Robertson et al 4 studied the effects of an external resistance on ventilatory function in normal controls and patients with COPD. They also found that PEF was the most sensitive index to the presence of an external resistance when the internal diameter of an resistor was decreased to 12 mm in the control group and 10 mm in the COPD group, with significant reductions whether expressed in absolute units or as a percentage change. Their results are in agreement with our findings that spirometer resistance produced greater absolute reductions in PEF in the normal control group than in the patient group. We believe our data are easier to apply than those of Robertson and colleagues because we related the change in ventilatory function to circuit resistance rather than orifice size. As stated, this may have implications for the ability of some monitoring devices and diagnostic spirometers to accurately monitor changes in PEF in an individual with markedly varying PEF values, particularly if the resistance characteristics of the device vary.
Shepard2 also studied the effect of an external resistance on PEF and showed that, with increasing resistance, the sharp peak seen in a plot of flow versus time was flattened and that an external resistance of 2 cm H2O/l/s had a relatively small effect on the peak flow reading. However, he observed a significant decline in PEF at resistances of 8 and 28 cm H2O/l/s. At a resistance of 2.0 cm H2O/l/s our data also showed there would be a relatively small reduction in PEF of about 0.6 l/s (36 l/min).
Although the decrease in all indices of ventilatory function with increasing resistance was significant, we would only consider the decrease in PEF to have some clinical relevance. Ironically, the devices with the highest resistance are those designed to measure PEF, which is the most sensitive to circuit resistance. Even so, only one peak flow meter did not meet the ATS resistance specification and this was only true at low flows. It can be argued that this is not critical in a monitoring device provided the patient uses the same device and comparisons are made between readings rather than compared with predicted values. However, peak flow meters are provided with a scale calibrated in l/min and predicted values are often included which were obtained using a low resistance spirometer. As shown in table 3, if the resistance of the measuring device was 2.5 cm H2O/l/s (ATS upper limit for monitoring devices) the mean decline in PEF would be 0.75 l/s (45 l/min) and 0.1 l for FEV1. These decreases may be considered clinically significant for those subjects with compromised lung function. However, our data show that, in absolute terms, the ventilatory function of such subjects was less sensitive to external resistance than those with higher or less compromised function.

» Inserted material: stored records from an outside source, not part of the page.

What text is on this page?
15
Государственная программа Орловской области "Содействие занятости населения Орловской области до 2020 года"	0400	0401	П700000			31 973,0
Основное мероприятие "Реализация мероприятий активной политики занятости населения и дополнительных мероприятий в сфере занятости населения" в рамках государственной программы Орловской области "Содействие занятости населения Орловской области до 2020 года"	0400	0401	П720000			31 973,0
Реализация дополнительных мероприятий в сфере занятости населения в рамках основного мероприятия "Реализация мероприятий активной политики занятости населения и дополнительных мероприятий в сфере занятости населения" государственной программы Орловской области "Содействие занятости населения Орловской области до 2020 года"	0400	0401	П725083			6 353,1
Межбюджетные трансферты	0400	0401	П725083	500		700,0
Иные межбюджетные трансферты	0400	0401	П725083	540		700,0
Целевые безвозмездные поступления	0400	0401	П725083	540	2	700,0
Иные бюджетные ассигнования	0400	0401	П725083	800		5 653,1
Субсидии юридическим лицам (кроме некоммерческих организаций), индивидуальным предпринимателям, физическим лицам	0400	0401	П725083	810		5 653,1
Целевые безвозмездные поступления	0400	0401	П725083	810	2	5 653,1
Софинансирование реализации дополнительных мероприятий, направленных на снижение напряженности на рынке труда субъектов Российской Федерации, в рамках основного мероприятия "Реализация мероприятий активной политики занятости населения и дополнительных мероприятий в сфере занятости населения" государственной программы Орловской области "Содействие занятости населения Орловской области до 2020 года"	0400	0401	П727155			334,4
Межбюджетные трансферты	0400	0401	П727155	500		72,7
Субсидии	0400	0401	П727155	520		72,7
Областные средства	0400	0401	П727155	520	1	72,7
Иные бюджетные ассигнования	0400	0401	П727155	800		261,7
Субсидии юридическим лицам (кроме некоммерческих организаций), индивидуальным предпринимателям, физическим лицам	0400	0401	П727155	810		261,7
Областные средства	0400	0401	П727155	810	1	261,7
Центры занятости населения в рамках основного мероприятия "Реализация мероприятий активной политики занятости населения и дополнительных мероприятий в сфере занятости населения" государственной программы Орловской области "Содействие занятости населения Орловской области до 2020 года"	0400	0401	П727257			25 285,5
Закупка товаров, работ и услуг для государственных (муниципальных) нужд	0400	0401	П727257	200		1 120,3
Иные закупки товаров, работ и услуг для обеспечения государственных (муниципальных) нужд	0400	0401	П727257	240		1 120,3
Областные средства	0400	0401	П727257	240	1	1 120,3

In conclusion, this study provides data which demonstrate that the ATS resistance standards for spirometers and monitoring devices are appropriate and applicable. Although the resistances of the equipment evaluated are not negligible, effects upon pulmonary function measurements were generally not of clinical significance. However, added resistances of the magnitude inherent in barrier filters, which are being increasingly used, are likely to breach ATS guidelines and have clinically relevant effects upon the measurement of airflow.